A União Europeia decidiu intensificar o planejamento de uma eventual operação da retirada das equipes diplomáticas e dos cidadãos europeus da Síria diante do agravamento da situação no país.

Segundo fontes da EFE em Bruxelas, os 27 países concordaram em enviar um grupo de especialistas a Damasco para traçar um plano de saída de europeus, caso seja necessário, e decidiram reforçar as delegações nos países vizinhos Líbano e Jordânia.

Os planos levam em conta "os piores cenários possíveis" e ocorrem após vários pedidos dos países do bloco para que Bruxelas coordene a atenção consular diante de crise no país.

A presença de europeus na Síria é significativa, embora não haja dados atualizados sobre o número de cidadãos do bloco no local.

Por enquanto, apesar de vários países do bloco terem chamado seus embaixadores para consulta, a UE manterá o seu embaixador em Damasco. "Membros da oposição síria pediram para que ficássemos", justificou uma fonte diplomática de Bruxelas.

Os contatos da União Europeia com os grupos opositores ao regime de Bashar Assad continuam diante da deterioração da situação no país, onde as forças do governo sírio seguem bombardeando a cidade de Homs.

ESFORÇOS DIPLOMÁTICOS

A UE também multiplicou os esforços diplomáticos e as conversas com a ONU e a Liga Árabe para tentar encontrar uma fórmula que permita acabar com a violência.

Por enquanto, não está prevista nova tentativa de aprovar uma resolução de condenação ao regime nas Nações Unidas após o veto da Rússia e da China, mas a comunidade internacional procura saídas para a crise.

Uma reunião está sendo planejada envolvendo a alta representante da União Europeia de negócios estrangeiros e política de segurança, Catherine Ashton, o secretário-geral da ONU, Ban Ki-moon, e o da Liga Árabe, Nabil Arabi.

Esta em estudo a possibilidade de criação de um "grupo de contato" que reúna parte da comunidade internacional para buscar uma saída para crise síria, como ocorreu no caso da Líbia.

A UE, no entanto, procura evitar qualquer comparação entre os dois conflitos, pois a experiência líbia é um dos motivos que levaram Rússia e China a não aprovar uma resolução no Conselho de Segurança da ONU.

"A Síria não é a Líbia", disseram fontes, que lembraram que todos os países europeus afirmaram que a opção militar neste caso "está excluída".

Bruxelas se opõe também à ideia de armar a oposição ao regime de Assad, como reivindicaram alguns congressistas americanos.

"Seria alimentar a guerra civil e isso é o que tentamos frear", explicou uma das fontes.

Enquanto isso está confirmado que a UE prepara uma nova rodada de sanções contra a Síria.
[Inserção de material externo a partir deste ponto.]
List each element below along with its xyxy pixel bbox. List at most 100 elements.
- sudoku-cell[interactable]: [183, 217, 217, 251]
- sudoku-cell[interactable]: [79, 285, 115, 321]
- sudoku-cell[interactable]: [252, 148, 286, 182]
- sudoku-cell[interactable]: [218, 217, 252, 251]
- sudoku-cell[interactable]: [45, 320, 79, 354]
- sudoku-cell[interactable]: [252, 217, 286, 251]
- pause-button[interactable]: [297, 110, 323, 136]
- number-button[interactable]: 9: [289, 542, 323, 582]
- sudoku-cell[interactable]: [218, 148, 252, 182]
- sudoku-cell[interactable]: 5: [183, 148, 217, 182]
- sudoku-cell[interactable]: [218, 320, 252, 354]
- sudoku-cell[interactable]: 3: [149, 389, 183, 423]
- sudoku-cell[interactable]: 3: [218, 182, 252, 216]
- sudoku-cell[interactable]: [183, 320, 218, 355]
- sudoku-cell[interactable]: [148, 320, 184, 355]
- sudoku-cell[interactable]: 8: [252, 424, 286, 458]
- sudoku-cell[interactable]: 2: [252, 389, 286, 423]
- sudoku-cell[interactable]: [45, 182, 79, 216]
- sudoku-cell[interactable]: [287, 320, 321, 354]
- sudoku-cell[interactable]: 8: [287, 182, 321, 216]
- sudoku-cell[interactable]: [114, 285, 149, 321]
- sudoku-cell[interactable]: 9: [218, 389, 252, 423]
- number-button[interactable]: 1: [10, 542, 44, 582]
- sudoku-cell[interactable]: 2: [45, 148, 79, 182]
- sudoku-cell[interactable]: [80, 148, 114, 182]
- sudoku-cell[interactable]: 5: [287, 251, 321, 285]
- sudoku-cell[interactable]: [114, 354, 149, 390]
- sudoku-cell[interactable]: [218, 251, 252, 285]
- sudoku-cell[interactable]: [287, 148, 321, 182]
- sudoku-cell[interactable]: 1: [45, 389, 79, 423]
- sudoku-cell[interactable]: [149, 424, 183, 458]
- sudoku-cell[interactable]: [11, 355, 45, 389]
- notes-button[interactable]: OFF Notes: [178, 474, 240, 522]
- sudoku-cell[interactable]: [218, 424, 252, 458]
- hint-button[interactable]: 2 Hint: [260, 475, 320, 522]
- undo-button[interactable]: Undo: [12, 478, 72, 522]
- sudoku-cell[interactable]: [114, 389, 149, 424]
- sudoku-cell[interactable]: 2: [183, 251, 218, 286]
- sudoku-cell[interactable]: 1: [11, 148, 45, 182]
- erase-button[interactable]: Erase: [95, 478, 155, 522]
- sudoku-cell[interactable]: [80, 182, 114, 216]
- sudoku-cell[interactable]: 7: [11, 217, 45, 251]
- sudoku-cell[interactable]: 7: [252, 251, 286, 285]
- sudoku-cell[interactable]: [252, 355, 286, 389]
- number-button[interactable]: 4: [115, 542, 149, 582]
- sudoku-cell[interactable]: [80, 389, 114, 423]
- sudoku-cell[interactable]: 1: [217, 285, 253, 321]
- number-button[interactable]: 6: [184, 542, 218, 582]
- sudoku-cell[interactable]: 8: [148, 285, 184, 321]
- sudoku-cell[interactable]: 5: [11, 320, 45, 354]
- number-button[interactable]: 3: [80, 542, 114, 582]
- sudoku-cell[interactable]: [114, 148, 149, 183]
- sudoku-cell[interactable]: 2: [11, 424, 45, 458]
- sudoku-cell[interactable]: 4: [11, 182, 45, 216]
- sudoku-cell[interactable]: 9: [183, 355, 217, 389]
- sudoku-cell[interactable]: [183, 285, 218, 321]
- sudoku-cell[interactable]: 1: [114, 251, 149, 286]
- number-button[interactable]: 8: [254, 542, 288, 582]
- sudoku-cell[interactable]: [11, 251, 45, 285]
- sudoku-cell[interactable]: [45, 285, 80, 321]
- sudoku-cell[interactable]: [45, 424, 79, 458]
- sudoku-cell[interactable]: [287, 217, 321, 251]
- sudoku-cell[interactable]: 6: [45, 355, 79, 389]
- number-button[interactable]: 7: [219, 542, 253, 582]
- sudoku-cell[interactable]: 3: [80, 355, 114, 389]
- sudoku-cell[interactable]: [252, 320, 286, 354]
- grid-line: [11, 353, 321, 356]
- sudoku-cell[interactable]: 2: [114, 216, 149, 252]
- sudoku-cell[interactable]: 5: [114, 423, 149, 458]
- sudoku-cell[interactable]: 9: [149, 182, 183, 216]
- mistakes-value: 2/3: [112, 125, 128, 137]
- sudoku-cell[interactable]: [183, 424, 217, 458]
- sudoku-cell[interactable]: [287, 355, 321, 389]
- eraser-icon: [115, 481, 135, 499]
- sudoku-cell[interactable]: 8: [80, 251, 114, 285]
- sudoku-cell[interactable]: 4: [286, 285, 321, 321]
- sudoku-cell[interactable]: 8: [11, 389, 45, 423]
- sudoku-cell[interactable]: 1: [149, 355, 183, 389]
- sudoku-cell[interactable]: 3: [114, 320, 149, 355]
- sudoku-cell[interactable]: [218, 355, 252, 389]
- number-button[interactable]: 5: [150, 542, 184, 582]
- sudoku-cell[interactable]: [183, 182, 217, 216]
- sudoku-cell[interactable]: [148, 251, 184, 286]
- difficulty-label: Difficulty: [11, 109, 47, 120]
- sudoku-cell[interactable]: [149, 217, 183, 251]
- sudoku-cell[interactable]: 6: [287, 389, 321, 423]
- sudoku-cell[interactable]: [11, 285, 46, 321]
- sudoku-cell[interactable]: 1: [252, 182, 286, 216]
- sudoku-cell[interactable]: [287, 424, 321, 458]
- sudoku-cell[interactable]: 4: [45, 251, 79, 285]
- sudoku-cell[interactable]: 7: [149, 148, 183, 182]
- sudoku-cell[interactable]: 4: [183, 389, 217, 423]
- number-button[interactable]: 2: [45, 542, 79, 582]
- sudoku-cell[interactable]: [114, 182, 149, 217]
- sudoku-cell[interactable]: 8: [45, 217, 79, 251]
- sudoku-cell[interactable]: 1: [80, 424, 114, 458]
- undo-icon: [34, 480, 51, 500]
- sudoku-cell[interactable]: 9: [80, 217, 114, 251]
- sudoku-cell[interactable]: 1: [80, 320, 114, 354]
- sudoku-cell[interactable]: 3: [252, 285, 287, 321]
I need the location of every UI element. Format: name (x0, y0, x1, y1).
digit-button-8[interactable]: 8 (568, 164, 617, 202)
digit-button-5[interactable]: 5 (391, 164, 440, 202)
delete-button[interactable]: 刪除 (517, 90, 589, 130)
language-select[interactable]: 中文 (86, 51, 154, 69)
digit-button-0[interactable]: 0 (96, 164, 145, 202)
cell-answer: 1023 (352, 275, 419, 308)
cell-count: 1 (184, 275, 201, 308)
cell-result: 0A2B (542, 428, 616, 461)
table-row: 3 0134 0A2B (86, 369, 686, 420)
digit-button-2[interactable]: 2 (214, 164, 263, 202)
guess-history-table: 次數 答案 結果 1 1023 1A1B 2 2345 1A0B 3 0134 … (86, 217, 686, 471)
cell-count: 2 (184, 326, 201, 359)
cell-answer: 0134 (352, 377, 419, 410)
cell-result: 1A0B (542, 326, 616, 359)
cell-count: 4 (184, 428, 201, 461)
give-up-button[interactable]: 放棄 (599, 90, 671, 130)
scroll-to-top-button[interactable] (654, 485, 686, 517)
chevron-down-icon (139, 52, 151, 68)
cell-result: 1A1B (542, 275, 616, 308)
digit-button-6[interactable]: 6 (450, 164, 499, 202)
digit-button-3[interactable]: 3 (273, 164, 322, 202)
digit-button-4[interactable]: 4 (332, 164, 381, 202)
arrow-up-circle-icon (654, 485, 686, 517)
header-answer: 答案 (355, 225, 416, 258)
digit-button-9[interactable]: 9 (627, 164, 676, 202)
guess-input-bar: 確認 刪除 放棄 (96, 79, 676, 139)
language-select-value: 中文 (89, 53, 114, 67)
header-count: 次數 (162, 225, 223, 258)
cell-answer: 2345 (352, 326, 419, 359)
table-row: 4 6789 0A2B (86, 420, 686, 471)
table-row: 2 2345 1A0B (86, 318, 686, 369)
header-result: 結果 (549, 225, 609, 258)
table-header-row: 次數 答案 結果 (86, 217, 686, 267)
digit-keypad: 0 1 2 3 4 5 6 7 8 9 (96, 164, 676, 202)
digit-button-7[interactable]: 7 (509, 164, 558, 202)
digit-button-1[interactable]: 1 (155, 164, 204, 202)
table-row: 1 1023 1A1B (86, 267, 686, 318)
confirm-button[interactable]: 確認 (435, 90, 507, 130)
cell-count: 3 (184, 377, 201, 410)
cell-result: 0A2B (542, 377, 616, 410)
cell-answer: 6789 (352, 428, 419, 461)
Entre as propostas na mesa está a de vetar transações com o Banco Central sírio, o comércio de ouro e metais preciosos do país e proibir as importações de fosfato, uma importante fonte de receita para Damasco.

O objetivo é que as novas medidas restritivas sejam aprovadas na reunião de ministros de Relações Exteriores dos países membros no dia 27 de fevereiro em Bruxelas.